Please reply if you can help! 

Thanks!
		
Click to expand...

You'll be lucky I think - there is hardly a patch of green grass anywhere around there.  I used to live in Didsbury and horse lived in Sale - I could cycle there in about 20 minutes or so.


----------



## shadeofshyness (7 January 2015)

There are a few grass livery or DIY yards in Heaton Mersey/Chapel and in Cheadle - not sure if any are on bus routes though. 

This may be a daft suggestion but have you thought about Dean Valley in Woodford? I know it's an age away but it's on the X57 bus route - the very last stop is right outside its road. I know the X57 goes into Didsbury and Fallowfield after that - I get it quite frequently as I live in Cheadle Hulme and usually go for drinks in Didsbury. So although it might take ages, you'd be on the bus the whole time and not having to change/walk at all.


----------



## fatpiggy (8 January 2015)

shadeofshyness said:



			There are a few grass livery or DIY yards in Heaton Mersey/Chapel and in Cheadle - not sure if any are on bus routes though. 

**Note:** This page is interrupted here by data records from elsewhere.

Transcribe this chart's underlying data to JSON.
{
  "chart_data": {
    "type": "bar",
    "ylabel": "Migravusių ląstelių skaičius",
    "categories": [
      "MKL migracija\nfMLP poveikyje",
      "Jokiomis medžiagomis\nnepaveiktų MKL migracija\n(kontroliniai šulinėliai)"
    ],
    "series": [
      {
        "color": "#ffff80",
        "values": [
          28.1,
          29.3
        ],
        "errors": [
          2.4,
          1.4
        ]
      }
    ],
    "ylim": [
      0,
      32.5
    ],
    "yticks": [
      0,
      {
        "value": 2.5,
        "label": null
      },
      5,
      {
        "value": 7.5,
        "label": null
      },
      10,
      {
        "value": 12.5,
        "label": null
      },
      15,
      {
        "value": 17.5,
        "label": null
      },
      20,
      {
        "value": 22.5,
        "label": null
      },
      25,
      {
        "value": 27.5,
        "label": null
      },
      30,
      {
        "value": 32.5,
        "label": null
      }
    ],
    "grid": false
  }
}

This may be a daft suggestion but have you thought about Dean Valley in Woodford? I know it's an age away but it's on the X57 bus route - the very last stop is right outside its road. I know the X57 goes into Didsbury and Fallowfield after that - I get it quite frequently as I live in Cheadle Hulme and usually go for drinks in Didsbury. So although it might take ages, you'd be on the bus the whole time and not having to change/walk at all.
		
Click to expand...

Like the one in the Heatons that was burned down for the second time a few weeks ago???    All the little suburban yards are susceptible to visits by the local scrotes and rarely have anything like enough grazing for the number of horses they have in residence.


----------



## LovesCobs (8 January 2015)

Can you not get on the new tram line if you're fairy lane way? I don't think you'll find anything closer. You'll need to go past didsbury and into Stockport


----------



## shadeofshyness (9 January 2015)

fatpiggy said:



			Like the one in the Heatons that was burned down for the second time a few weeks ago???    All the little suburban yards are susceptible to visits by the local scrotes and rarely have anything like enough grazing for the number of horses they have in residence.
		
Click to expand...

Oh that's awful! I've never been to the Heatons; just see advertising for yards there sometimes. Best not look into them then op.

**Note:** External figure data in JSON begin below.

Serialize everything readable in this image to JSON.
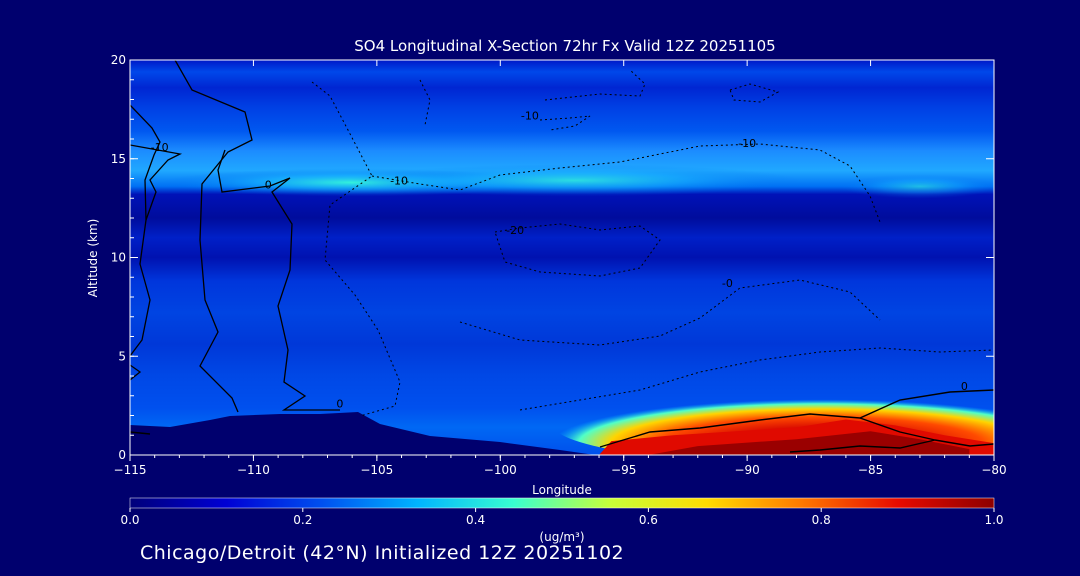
{
  "chart_data": {
    "type": "heatmap",
    "title": "SO4 Longitudinal X-Section 72hr  Fx Valid 12Z 20251105",
    "xlabel": "Longitude",
    "ylabel": "Altitude (km)",
    "xlim": [
      -115,
      -80
    ],
    "ylim": [
      0,
      20
    ],
    "x_ticks": [
      -115,
      -110,
      -105,
      -100,
      -95,
      -90,
      -85,
      -80
    ],
    "x_tick_labels": [
      "−115",
      "−110",
      "−105",
      "−100",
      "−95",
      "−90",
      "−85",
      "−80"
    ],
    "y_ticks": [
      0,
      5,
      10,
      15,
      20
    ],
    "y_tick_labels": [
      "0",
      "5",
      "10",
      "15",
      "20"
    ],
    "colorbar": {
      "range": [
        0.0,
        1.0
      ],
      "ticks": [
        0.0,
        0.2,
        0.4,
        0.6,
        0.8,
        1.0
      ],
      "tick_labels": [
        "0.0",
        "0.2",
        "0.4",
        "0.6",
        "0.8",
        "1.0"
      ],
      "units_label": "(ug/m³)",
      "colors": [
        "#00007a",
        "#0000d4",
        "#0050f0",
        "#00b4ff",
        "#38ffd0",
        "#c8ff38",
        "#ffdc00",
        "#ff7800",
        "#e80a00",
        "#8c0000"
      ]
    },
    "contour_labels": [
      {
        "text": "-10",
        "lon": -113.8,
        "alt": 15.4
      },
      {
        "text": "0",
        "lon": -109.4,
        "alt": 13.5
      },
      {
        "text": "-10",
        "lon": -104.1,
        "alt": 13.7
      },
      {
        "text": "-10",
        "lon": -98.8,
        "alt": 17.0
      },
      {
        "text": "-10",
        "lon": -90.0,
        "alt": 15.6
      },
      {
        "text": "-20",
        "lon": -99.4,
        "alt": 11.2
      },
      {
        "text": "-0",
        "lon": -90.8,
        "alt": 8.5
      },
      {
        "text": "0",
        "lon": -106.5,
        "alt": 2.4
      },
      {
        "text": "0",
        "lon": -81.2,
        "alt": 3.3
      }
    ],
    "plumes": [
      {
        "name": "upper-layer aerosol",
        "lon_range": [
          -115,
          -80
        ],
        "alt_center": 13.8,
        "max_conc": 0.35
      },
      {
        "name": "boundary-layer SO4 plume",
        "lon_range": [
          -96,
          -80
        ],
        "alt_center": 0.6,
        "max_conc": 1.0
      }
    ]
  },
  "colors": {
    "page_background": "#00006e",
    "text": "#ffffff"
  },
  "footer": {
    "caption": "Chicago/Detroit (42°N) Initialized 12Z 20251102"
  }
}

I was offered a share horse in Cheadle which was apparently grass livery, I never went to try it though, not sure what the yard(s) there would be like.

It's a hard area for horses as it's so built up and yards tend to be miles away from bus stops/trams/trains. I had to learn to drive because of it!  good luck op.


----------



## awilliams (16 January 2015)

There's one just outside of Didsbury towards Cheadle on a bus route, but I don't know the name and I think it would honestly depend on how desperate you are!


----------



## fatpiggy (16 January 2015)

awilliams said:



			There's one just outside of Didsbury towards Cheadle on a bus route, but I don't know the name and I think it would honestly depend on how desperate you are!
		
Click to expand...

Shentons.  I have mountain-biked past it a few times and it was a prime example of overgrazed land with saggy barbed wire fences and I don't think poo picking was anyones' priority.  But I suppose it might have changed since.


----------